Investing in renewable energy has become big business in Europe and the US, but the Ikea-Rockefeller platform aims to do something similar with smaller-scale projects in emerging markets. It is aiming to develop “distributed” renewable energy projects — rather than centralised power plants — mostly in the form of mini solar projects but also some micro hydropower.

The foundations said they had already signed agreements with the International Finance Corporation, an organisation affiliated to the World Bank, and the US International Development Finance Corporation and were hopeful Ikea’s involvement would unlock the support of similar agencies in Europe.

Their goal by the end of this year is to have $10bn of funds from development agencies to go alongside their initial $1bn, and then to invite commercial investors to back individual projects.

Shah said he thought the platform could eventually grow to $100bn or even $1tn using its “philanthropic capital as a lever to get commercial capital”.

He said that from his days as an official in the Obama administration dealing with the Copenhagen and Paris climate change conferences he had seen “a lot of commitments made and a lot of good intentions but not a lot of execution”.

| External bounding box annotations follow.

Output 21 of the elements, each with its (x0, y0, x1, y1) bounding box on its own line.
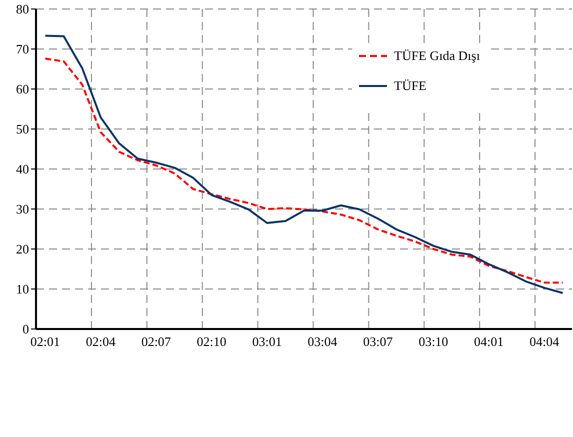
y-tick-label: 80 (16, 2, 29, 17)
y-tick-label: 60 (16, 82, 29, 97)
x-tick-label: 04:01 (474, 334, 504, 350)
legend-label: TÜFE (394, 78, 426, 94)
y-tick-label: 10 (16, 282, 29, 297)
x-tick-label: 02:01 (30, 334, 60, 350)
x-tick-label: 03:10 (418, 334, 448, 350)
x-tick-label: 02:10 (196, 334, 226, 350)
y-tick-label: 20 (16, 242, 29, 257)
y-tick-label: 50 (16, 122, 29, 137)
x-tick-label: 03:07 (363, 334, 394, 350)
x-tick-label: 02:07 (141, 334, 172, 350)
x-tick-label: 03:04 (308, 334, 338, 350)
x-tick-label: 02:04 (86, 334, 116, 350)
y-tick-label: 0 (22, 322, 29, 337)
y-tick-label: 40 (16, 162, 29, 177)
y-tick-label: 70 (16, 42, 29, 57)
x-tick-label: 04:04 (529, 334, 560, 350)
legend-label: TÜFE Gıda Dışı (394, 48, 480, 64)
y-tick-label: 30 (16, 202, 29, 217)
x-tick-label: 03:01 (252, 334, 282, 350)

“This has the opportunity to be the most significant, the largest-funded, investment targeting the dual objectives of lifting people out of poverty but in a climate-friendly way.”

Heggenes said the Ikea Foundation — set up by the flat-pack furniture retailer to protect it from takeover and invest in projects to tackle inequality — viewed energy poverty as the biggest obstacle to growth in poorer countries.

The two foundations have set a target of cutting 1bn tonnes of CO2 emissions and lifting 1bn people out of energy poverty by the end of the decade.

Shah said the pandemic had set back development in poorer countries by up to two decades, and there was a great need to encourage economic growth in an environmentally-friendly way in these nations. “Now is the time to act,” he said.